Kathleen Mullen, the festival and artistic director, spoke about the essence of this year’s 28th annual SQFF.  

“How do we as a community find support and community and collective action against us, because we’re here, we’re queer, we’re everywhere,” said Mullen. 

The films that have been carefully curated for this year’s festival are showing throughout different theaters in the Seattle area. Some of the categories featured in this year’s festival included documentaries, shorts, comedies and narratives, all of which had a focus on gay, lesbian, trans, non-binary, bisexual and QTBIPOC experiences. There truly is a film for anyone who is interested in the festival and what it has to offer. 

This year, Actress and Screenwriter Guinevere Turner will be receiving the Luminary award for her work in this year’s Sapphic Centerpiece titled Healed.” Turner did a film in the early 90s, “Go Fish,” that was a crucially progressive lesbian film at the time, along with many other bodies of work she was involved in that are being recognized Oct. 22. 

“She’s been working as a writer, screenwriter, actor, director for 30 years, and we really wanted to recognize her body of work and her dedication and work in terms of lesbian and queer storytelling,” Mullen said.

The film festival is unique in that it not only reinvents methods of storytelling, but completely changes the way in which queerness is represented and expressed in media of all forms.

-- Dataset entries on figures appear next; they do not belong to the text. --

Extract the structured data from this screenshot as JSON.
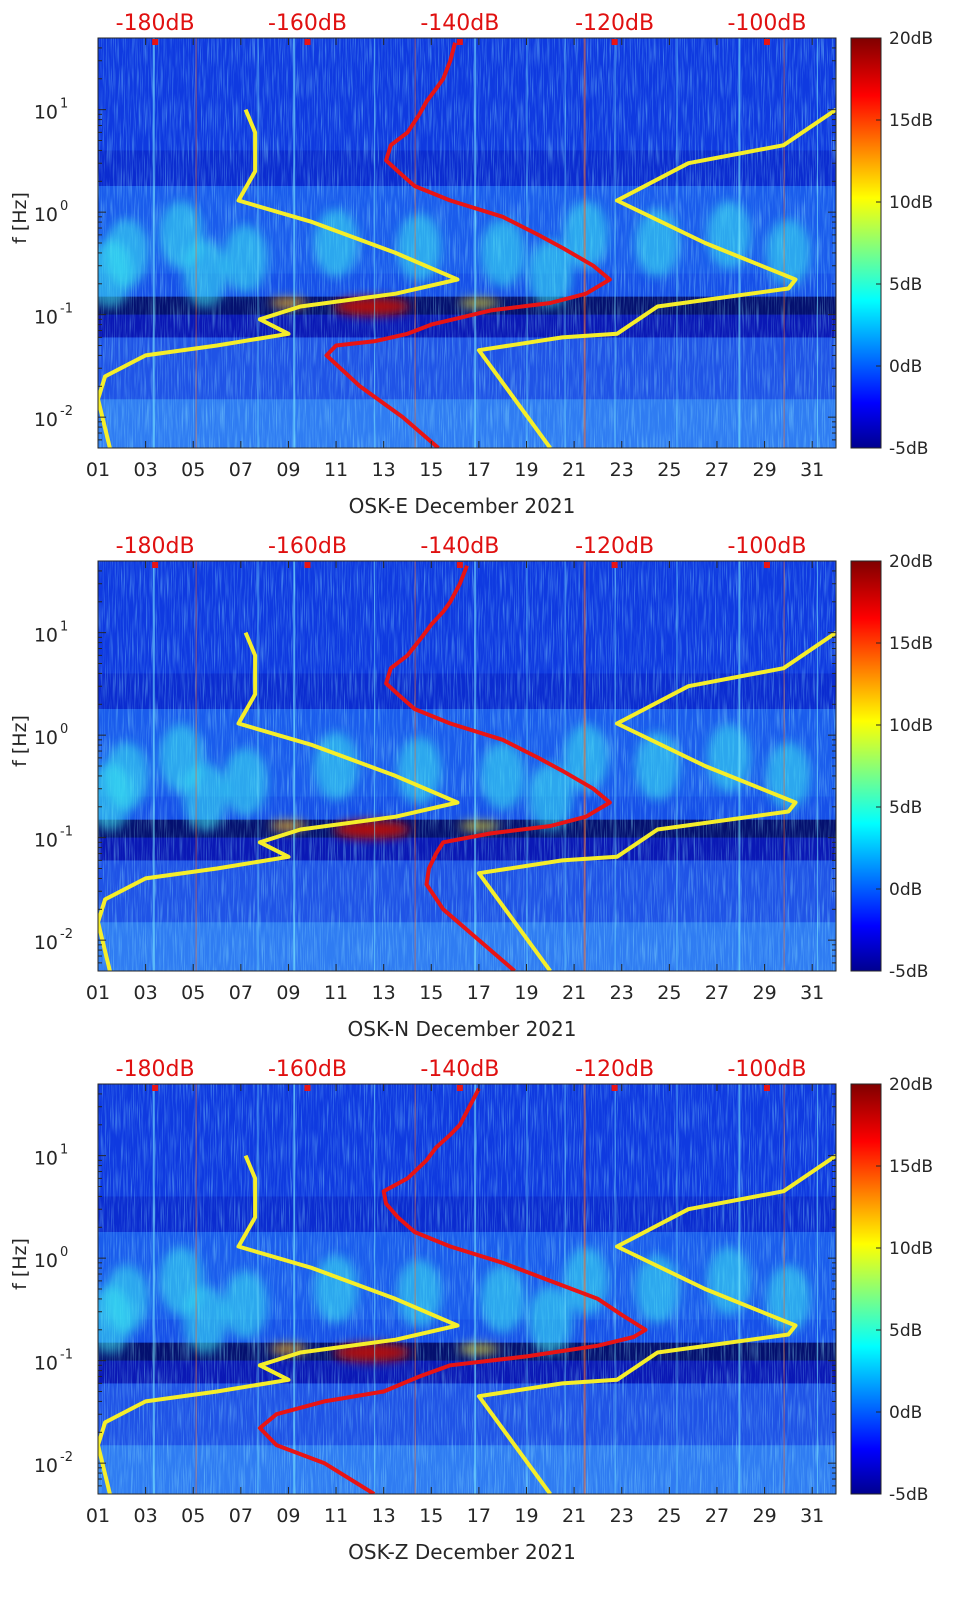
{
  "colors": {
    "yellow_curve": "#f5ee2a",
    "red_curve": "#e81414",
    "db_label": "#e01010",
    "axis": "#262626"
  },
  "chart_data": [
    {
      "type": "heatmap",
      "xlabel": "OSK-E December 2021",
      "ylabel": "f [Hz]",
      "yscale": "log",
      "ylim": [
        0.005,
        50
      ],
      "xlim": [
        1,
        32
      ],
      "x_ticks": [
        "01",
        "03",
        "05",
        "07",
        "09",
        "11",
        "13",
        "15",
        "17",
        "19",
        "21",
        "23",
        "25",
        "27",
        "29",
        "31"
      ],
      "y_ticks": [
        {
          "value": 0.01,
          "base": "10",
          "exp": "-2"
        },
        {
          "value": 0.1,
          "base": "10",
          "exp": "-1"
        },
        {
          "value": 1,
          "base": "10",
          "exp": "0"
        },
        {
          "value": 10,
          "base": "10",
          "exp": "1"
        }
      ],
      "top_labels": [
        {
          "x": 3.4,
          "text": "-180dB"
        },
        {
          "x": 9.8,
          "text": "-160dB"
        },
        {
          "x": 16.2,
          "text": "-140dB"
        },
        {
          "x": 22.7,
          "text": "-120dB"
        },
        {
          "x": 29.1,
          "text": "-100dB"
        }
      ],
      "colorbar": {
        "ticks": [
          {
            "value": 20,
            "text": "20dB"
          },
          {
            "value": 15,
            "text": "15dB"
          },
          {
            "value": 10,
            "text": "10dB"
          },
          {
            "value": 5,
            "text": "5dB"
          },
          {
            "value": 0,
            "text": "0dB"
          },
          {
            "value": -5,
            "text": "-5dB"
          }
        ],
        "range": [
          -5,
          20
        ]
      },
      "curves": {
        "red": [
          [
            15.3,
            0.005
          ],
          [
            13.8,
            0.01
          ],
          [
            12.0,
            0.02
          ],
          [
            10.6,
            0.04
          ],
          [
            11.0,
            0.05
          ],
          [
            12.6,
            0.055
          ],
          [
            14.0,
            0.065
          ],
          [
            15.0,
            0.08
          ],
          [
            17.5,
            0.11
          ],
          [
            20.0,
            0.13
          ],
          [
            21.5,
            0.16
          ],
          [
            22.5,
            0.22
          ],
          [
            21.8,
            0.3
          ],
          [
            20.5,
            0.45
          ],
          [
            19.5,
            0.6
          ],
          [
            18.0,
            0.9
          ],
          [
            15.8,
            1.3
          ],
          [
            14.3,
            1.8
          ],
          [
            13.6,
            2.5
          ],
          [
            13.1,
            3.2
          ],
          [
            13.3,
            4.5
          ],
          [
            14.0,
            6
          ],
          [
            14.5,
            9
          ],
          [
            14.8,
            12
          ],
          [
            15.2,
            16
          ],
          [
            15.5,
            20
          ],
          [
            15.8,
            30
          ],
          [
            16.0,
            45
          ]
        ],
        "yellow_left": [
          [
            1.5,
            0.005
          ],
          [
            1.0,
            0.015
          ],
          [
            1.3,
            0.025
          ],
          [
            3.0,
            0.04
          ],
          [
            6.0,
            0.05
          ],
          [
            9.0,
            0.065
          ],
          [
            7.8,
            0.09
          ],
          [
            9.5,
            0.12
          ],
          [
            13.5,
            0.16
          ],
          [
            16.1,
            0.22
          ],
          [
            13.5,
            0.4
          ],
          [
            10.0,
            0.8
          ],
          [
            6.9,
            1.3
          ],
          [
            7.6,
            2.5
          ],
          [
            7.6,
            6
          ],
          [
            7.2,
            10
          ]
        ],
        "yellow_right": [
          [
            20.0,
            0.005
          ],
          [
            17.0,
            0.045
          ],
          [
            20.5,
            0.06
          ],
          [
            22.8,
            0.065
          ],
          [
            24.5,
            0.12
          ],
          [
            30.0,
            0.18
          ],
          [
            30.3,
            0.22
          ],
          [
            26.5,
            0.5
          ],
          [
            22.8,
            1.3
          ],
          [
            25.8,
            3
          ],
          [
            29.8,
            4.5
          ],
          [
            32.0,
            10
          ]
        ]
      }
    },
    {
      "type": "heatmap",
      "xlabel": "OSK-N December 2021",
      "ylabel": "f [Hz]",
      "yscale": "log",
      "ylim": [
        0.005,
        50
      ],
      "xlim": [
        1,
        32
      ],
      "x_ticks": [
        "01",
        "03",
        "05",
        "07",
        "09",
        "11",
        "13",
        "15",
        "17",
        "19",
        "21",
        "23",
        "25",
        "27",
        "29",
        "31"
      ],
      "y_ticks": [
        {
          "value": 0.01,
          "base": "10",
          "exp": "-2"
        },
        {
          "value": 0.1,
          "base": "10",
          "exp": "-1"
        },
        {
          "value": 1,
          "base": "10",
          "exp": "0"
        },
        {
          "value": 10,
          "base": "10",
          "exp": "1"
        }
      ],
      "top_labels": [
        {
          "x": 3.4,
          "text": "-180dB"
        },
        {
          "x": 9.8,
          "text": "-160dB"
        },
        {
          "x": 16.2,
          "text": "-140dB"
        },
        {
          "x": 22.7,
          "text": "-120dB"
        },
        {
          "x": 29.1,
          "text": "-100dB"
        }
      ],
      "colorbar": {
        "ticks": [
          {
            "value": 20,
            "text": "20dB"
          },
          {
            "value": 15,
            "text": "15dB"
          },
          {
            "value": 10,
            "text": "10dB"
          },
          {
            "value": 5,
            "text": "5dB"
          },
          {
            "value": 0,
            "text": "0dB"
          },
          {
            "value": -5,
            "text": "-5dB"
          }
        ],
        "range": [
          -5,
          20
        ]
      },
      "curves": {
        "red": [
          [
            18.5,
            0.005
          ],
          [
            17.0,
            0.01
          ],
          [
            15.5,
            0.02
          ],
          [
            14.8,
            0.035
          ],
          [
            14.9,
            0.05
          ],
          [
            15.2,
            0.07
          ],
          [
            15.5,
            0.09
          ],
          [
            17.5,
            0.11
          ],
          [
            20.0,
            0.13
          ],
          [
            21.5,
            0.16
          ],
          [
            22.5,
            0.22
          ],
          [
            21.8,
            0.3
          ],
          [
            20.5,
            0.45
          ],
          [
            19.5,
            0.6
          ],
          [
            18.0,
            0.9
          ],
          [
            15.8,
            1.3
          ],
          [
            14.3,
            1.8
          ],
          [
            13.6,
            2.5
          ],
          [
            13.1,
            3.2
          ],
          [
            13.3,
            4.5
          ],
          [
            14.0,
            6
          ],
          [
            14.6,
            9
          ],
          [
            15.0,
            12
          ],
          [
            15.5,
            16
          ],
          [
            15.8,
            20
          ],
          [
            16.2,
            30
          ],
          [
            16.5,
            45
          ]
        ],
        "yellow_left": [
          [
            1.5,
            0.005
          ],
          [
            1.0,
            0.015
          ],
          [
            1.3,
            0.025
          ],
          [
            3.0,
            0.04
          ],
          [
            6.0,
            0.05
          ],
          [
            9.0,
            0.065
          ],
          [
            7.8,
            0.09
          ],
          [
            9.5,
            0.12
          ],
          [
            13.5,
            0.16
          ],
          [
            16.1,
            0.22
          ],
          [
            13.5,
            0.4
          ],
          [
            10.0,
            0.8
          ],
          [
            6.9,
            1.3
          ],
          [
            7.6,
            2.5
          ],
          [
            7.6,
            6
          ],
          [
            7.2,
            10
          ]
        ],
        "yellow_right": [
          [
            20.0,
            0.005
          ],
          [
            17.0,
            0.045
          ],
          [
            20.5,
            0.06
          ],
          [
            22.8,
            0.065
          ],
          [
            24.5,
            0.12
          ],
          [
            30.0,
            0.18
          ],
          [
            30.3,
            0.22
          ],
          [
            26.5,
            0.5
          ],
          [
            22.8,
            1.3
          ],
          [
            25.8,
            3
          ],
          [
            29.8,
            4.5
          ],
          [
            32.0,
            10
          ]
        ]
      }
    },
    {
      "type": "heatmap",
      "xlabel": "OSK-Z December 2021",
      "ylabel": "f [Hz]",
      "yscale": "log",
      "ylim": [
        0.005,
        50
      ],
      "xlim": [
        1,
        32
      ],
      "x_ticks": [
        "01",
        "03",
        "05",
        "07",
        "09",
        "11",
        "13",
        "15",
        "17",
        "19",
        "21",
        "23",
        "25",
        "27",
        "29",
        "31"
      ],
      "y_ticks": [
        {
          "value": 0.01,
          "base": "10",
          "exp": "-2"
        },
        {
          "value": 0.1,
          "base": "10",
          "exp": "-1"
        },
        {
          "value": 1,
          "base": "10",
          "exp": "0"
        },
        {
          "value": 10,
          "base": "10",
          "exp": "1"
        }
      ],
      "top_labels": [
        {
          "x": 3.4,
          "text": "-180dB"
        },
        {
          "x": 9.8,
          "text": "-160dB"
        },
        {
          "x": 16.2,
          "text": "-140dB"
        },
        {
          "x": 22.7,
          "text": "-120dB"
        },
        {
          "x": 29.1,
          "text": "-100dB"
        }
      ],
      "colorbar": {
        "ticks": [
          {
            "value": 20,
            "text": "20dB"
          },
          {
            "value": 15,
            "text": "15dB"
          },
          {
            "value": 10,
            "text": "10dB"
          },
          {
            "value": 5,
            "text": "5dB"
          },
          {
            "value": 0,
            "text": "0dB"
          },
          {
            "value": -5,
            "text": "-5dB"
          }
        ],
        "range": [
          -5,
          20
        ]
      },
      "curves": {
        "red": [
          [
            12.6,
            0.005
          ],
          [
            10.5,
            0.01
          ],
          [
            8.5,
            0.015
          ],
          [
            7.8,
            0.022
          ],
          [
            8.5,
            0.03
          ],
          [
            10.5,
            0.04
          ],
          [
            13.0,
            0.05
          ],
          [
            14.5,
            0.07
          ],
          [
            15.8,
            0.09
          ],
          [
            19.0,
            0.11
          ],
          [
            22.0,
            0.14
          ],
          [
            23.5,
            0.17
          ],
          [
            24.0,
            0.2
          ],
          [
            23.0,
            0.28
          ],
          [
            22.0,
            0.4
          ],
          [
            20.0,
            0.6
          ],
          [
            18.0,
            0.9
          ],
          [
            15.8,
            1.3
          ],
          [
            14.3,
            1.8
          ],
          [
            13.6,
            2.5
          ],
          [
            13.1,
            3.4
          ],
          [
            13.0,
            4.5
          ],
          [
            14.0,
            6
          ],
          [
            14.8,
            9
          ],
          [
            15.2,
            12
          ],
          [
            15.8,
            16
          ],
          [
            16.2,
            20
          ],
          [
            16.6,
            30
          ],
          [
            17.0,
            45
          ]
        ],
        "yellow_left": [
          [
            1.5,
            0.005
          ],
          [
            1.0,
            0.015
          ],
          [
            1.3,
            0.025
          ],
          [
            3.0,
            0.04
          ],
          [
            6.0,
            0.05
          ],
          [
            9.0,
            0.065
          ],
          [
            7.8,
            0.09
          ],
          [
            9.5,
            0.12
          ],
          [
            13.5,
            0.16
          ],
          [
            16.1,
            0.22
          ],
          [
            13.5,
            0.4
          ],
          [
            10.0,
            0.8
          ],
          [
            6.9,
            1.3
          ],
          [
            7.6,
            2.5
          ],
          [
            7.6,
            6
          ],
          [
            7.2,
            10
          ]
        ],
        "yellow_right": [
          [
            20.0,
            0.005
          ],
          [
            17.0,
            0.045
          ],
          [
            20.5,
            0.06
          ],
          [
            22.8,
            0.065
          ],
          [
            24.5,
            0.12
          ],
          [
            30.0,
            0.18
          ],
          [
            30.3,
            0.22
          ],
          [
            26.5,
            0.5
          ],
          [
            22.8,
            1.3
          ],
          [
            25.8,
            3
          ],
          [
            29.8,
            4.5
          ],
          [
            32.0,
            10
          ]
        ]
      }
    }
  ]
}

Queer filmmakers are given the platform and creative freedom to produce films for other queer people, and the SQFF features just some of these films that are not as widely spread. 

A prominent trope in the film industry is the “bury your gays” trope. A trope aimed to kill off gay characters in movies or shows where heterosexual characters are the main focus. Seeing queer people exist as regular people and the complexity that comes along with just being human, regardless of identity or sexual orientation, was refreshing.

Queer people are multifaceted, just like anyone else, and killing them off does nothing but belittle their existence on screen which translates to how queer people could feel about themselves in real life. 

Fern Creson

The films shown at the SQFF completely reinvent that idea and display authentic representation.

In attendance at the Northwest Film Forum, I was able to catch the showing of “Chance Encounters,” a series of gay short films that were all unique from one another and that told very diverse stories, some to laugh with, some to cry with, and others that just left you to think. 

Afterward, I was able to talk to Greg Campbell, W Seattle hotel sponsor for SQFF, who spoke before the showing and elaborated on how the festival is great representation for the community. 

“It provides a space or place for us to celebrate our queer culture,” Campbell said.

The main thing I noticed while watching some of these films was that the filmmakers emphasized the story, themes and plot rather than fixating on the fact that the characters are queer. In most blockbuster films, there will be one queer character that is known for just that, being the token queer person and not expanding on their story or background any further. 

Another film I was able to watch was “Artist Unknown,” a rom-com directed by Cinder Chou, which had the audience laughing from beginning to end. This film encapsulated the idea that queerness in media does not need a melancholy or tragic undertone; it can be experimental, intuitive, and most importantly, fun.

For Volunteer Emily Carlson, she wanted to meet more queer people in Seattle while pursuing art in film, so she decided to become a volunteer and work on-site for the SQFF. For Carlson, the SQFF is a fun way to sit in a theater and know that everyone in the audience is experiencing something special at the same time. 

“I hope that people are inspired to go find more queer films, especially small indie films or DIY films, and just enjoy the art that we are making for ourselves,” Carlson said.

Not only is it the filmmakers and directors that make this event, but the community. It is a place where queer people can gather safely, comfortably and warmly while surrounded by other people in the community eager to see their representation on the big screen. 

“Queer joy is resistance, queer joy is love, queer joy is protests, queer joy is trans, queer joy is comedy, queer joy is queer,” Mullen said. 

This inclusive, fun, curious, queer film festival has something for anyone in the queer community. If you want to be immersed in an amiable queer community where you can see people like you on the screen that accurately exhibits what it is like to be queer while feeling all the emotions it encompasses, the SQFF is for you.